Division of Rheumatology, Department of Internal Medicine, Gangnam Severance Hospital, Yonsei University College of Medicine, 211 Eonjuro, Gangnam-Gu, Seoul, 06273, South Korea.

Published: November 2024

Objectives: Patients with ankylosing spondylitis (AS) have a higher risk of cardiovascular events than controls. Although biological disease-modifying anti-rheumatic drugs (bDMARDs) are efficacious in treating AS, their effect on cardiovascular risk remains unclear. This study evaluated the effect of tumour necrosis factor inhibitors (TNFis) and interleukin-17 inhibitors (IL-17is) on cardiovascular risk in patients with AS.

Methods: Data of 43,502 patients diagnosed with AS from 2010 onwards and without prior history of cardiovascular events were extracted from the Korean nationwide database. Cardiovascular events were defined as incident myocardial infarctions or strokes. Patients were followed-up through 2021. The risk of cardiovascular events was compared between TNFis exposure (vs. bDMARDs non-exposure), IL-17is exposure (vs. bDMARDs non-exposure), and IL-17is exposure (vs. TNFis exposure), using time-dependent Cox models.
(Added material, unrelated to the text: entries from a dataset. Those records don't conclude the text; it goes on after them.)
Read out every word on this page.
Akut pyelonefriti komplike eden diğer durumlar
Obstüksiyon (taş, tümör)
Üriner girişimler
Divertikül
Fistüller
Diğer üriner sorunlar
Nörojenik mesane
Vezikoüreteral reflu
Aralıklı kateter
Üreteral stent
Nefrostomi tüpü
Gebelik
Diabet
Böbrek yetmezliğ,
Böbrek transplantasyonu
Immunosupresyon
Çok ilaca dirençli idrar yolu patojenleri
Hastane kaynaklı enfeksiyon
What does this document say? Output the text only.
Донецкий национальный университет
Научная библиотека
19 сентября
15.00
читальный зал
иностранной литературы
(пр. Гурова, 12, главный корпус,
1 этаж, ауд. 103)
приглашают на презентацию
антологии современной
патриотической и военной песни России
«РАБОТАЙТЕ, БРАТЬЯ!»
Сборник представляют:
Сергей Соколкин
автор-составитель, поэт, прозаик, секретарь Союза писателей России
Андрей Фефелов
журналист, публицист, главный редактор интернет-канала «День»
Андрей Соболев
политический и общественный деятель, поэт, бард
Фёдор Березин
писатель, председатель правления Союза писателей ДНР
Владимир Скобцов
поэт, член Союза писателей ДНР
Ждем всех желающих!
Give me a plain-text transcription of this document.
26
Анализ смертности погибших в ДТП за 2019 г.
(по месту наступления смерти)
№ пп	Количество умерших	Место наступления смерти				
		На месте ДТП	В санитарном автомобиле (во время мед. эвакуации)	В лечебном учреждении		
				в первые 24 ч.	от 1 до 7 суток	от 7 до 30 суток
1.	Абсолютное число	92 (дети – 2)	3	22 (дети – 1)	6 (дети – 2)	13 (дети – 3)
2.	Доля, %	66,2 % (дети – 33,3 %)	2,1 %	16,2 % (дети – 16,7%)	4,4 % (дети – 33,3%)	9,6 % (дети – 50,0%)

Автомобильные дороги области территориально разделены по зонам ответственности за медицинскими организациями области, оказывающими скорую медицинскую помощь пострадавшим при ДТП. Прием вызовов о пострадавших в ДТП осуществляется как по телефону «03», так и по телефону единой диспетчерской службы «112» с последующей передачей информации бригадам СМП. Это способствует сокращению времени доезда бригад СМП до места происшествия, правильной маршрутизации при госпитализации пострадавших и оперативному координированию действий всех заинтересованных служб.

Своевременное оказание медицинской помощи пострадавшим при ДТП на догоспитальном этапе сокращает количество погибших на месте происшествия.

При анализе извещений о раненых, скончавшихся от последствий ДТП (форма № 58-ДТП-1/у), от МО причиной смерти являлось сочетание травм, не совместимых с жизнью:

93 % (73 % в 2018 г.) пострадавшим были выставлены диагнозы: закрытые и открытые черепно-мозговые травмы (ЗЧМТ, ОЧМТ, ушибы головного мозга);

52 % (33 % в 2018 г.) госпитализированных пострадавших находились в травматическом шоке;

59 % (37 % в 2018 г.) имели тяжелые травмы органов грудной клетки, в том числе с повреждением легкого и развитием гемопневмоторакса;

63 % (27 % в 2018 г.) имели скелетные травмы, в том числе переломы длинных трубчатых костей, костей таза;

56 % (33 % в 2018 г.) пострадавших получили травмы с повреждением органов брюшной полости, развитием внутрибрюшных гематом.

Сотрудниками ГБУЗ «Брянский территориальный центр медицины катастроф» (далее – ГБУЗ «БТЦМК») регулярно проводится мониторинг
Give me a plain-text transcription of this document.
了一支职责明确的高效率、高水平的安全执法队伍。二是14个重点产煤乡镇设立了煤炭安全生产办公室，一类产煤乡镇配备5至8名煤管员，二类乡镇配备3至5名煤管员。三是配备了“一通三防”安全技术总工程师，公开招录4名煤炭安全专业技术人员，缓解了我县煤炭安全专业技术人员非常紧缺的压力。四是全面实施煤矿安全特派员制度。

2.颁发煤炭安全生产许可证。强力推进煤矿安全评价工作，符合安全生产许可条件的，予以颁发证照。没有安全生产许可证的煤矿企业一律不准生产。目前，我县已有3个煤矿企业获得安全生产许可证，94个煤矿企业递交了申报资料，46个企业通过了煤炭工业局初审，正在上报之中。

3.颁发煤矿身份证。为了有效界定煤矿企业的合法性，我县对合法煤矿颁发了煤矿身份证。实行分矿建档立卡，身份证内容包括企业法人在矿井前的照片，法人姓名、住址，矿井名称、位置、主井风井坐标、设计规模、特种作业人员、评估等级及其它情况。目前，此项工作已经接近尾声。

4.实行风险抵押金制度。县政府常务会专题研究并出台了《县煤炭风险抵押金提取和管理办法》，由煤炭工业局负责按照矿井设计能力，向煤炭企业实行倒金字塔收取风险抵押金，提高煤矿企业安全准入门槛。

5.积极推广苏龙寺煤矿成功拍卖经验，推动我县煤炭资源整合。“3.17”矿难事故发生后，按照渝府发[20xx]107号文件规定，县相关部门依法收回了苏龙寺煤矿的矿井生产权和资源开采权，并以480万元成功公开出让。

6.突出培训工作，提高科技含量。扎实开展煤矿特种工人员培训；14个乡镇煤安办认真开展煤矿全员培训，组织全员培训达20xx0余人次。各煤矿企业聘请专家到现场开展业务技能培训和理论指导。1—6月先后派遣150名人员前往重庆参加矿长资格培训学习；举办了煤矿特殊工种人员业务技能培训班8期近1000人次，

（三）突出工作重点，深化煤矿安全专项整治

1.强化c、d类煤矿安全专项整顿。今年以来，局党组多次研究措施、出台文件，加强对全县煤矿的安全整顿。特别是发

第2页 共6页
Results: The incidence rates of cardiovascular events during bDMARDs non-exposure, TNFis exposure, and IL-17is exposure were 18.66, 8.92, and 12.87 per 10,000 person-years, respectively. TNFis exposure (vs. bDMARDs non-exposure) was significantly associated with a lower risk of cardiovascular events (adjusted hazard ratio [aHR] = 0.697, 95% confidence interval [CI] = 0.499-0.973), whereas IL-17is exposure (vs. bDMARDs non-exposure) was not (aHR = 0.962, 95% CI = 0.134-6.920). The risk of cardiovascular events did not differ between IL-17is and TNFis exposures (aHR = 1.381, 95% CI = 0.189-10.087).

Conclusions: TNFis exposure (vs. bDMARDs non-exposure) was associated with approximately 30% lower risk of cardiovascular events in patients with AS. IL-17is exposure had no significant association with the risk of cardiovascular events compared with bDMARDs non-exposure or TNFis exposure. Key Points • TNFis exposure was associated with a 30% lower cardiovascular risk in patients with AS. • IL-17is exposure had no significant association with cardiovascular risk in patients with AS. • TNFis could be the preferred bDMARD with regard to cardiovascular risk in patients with AS.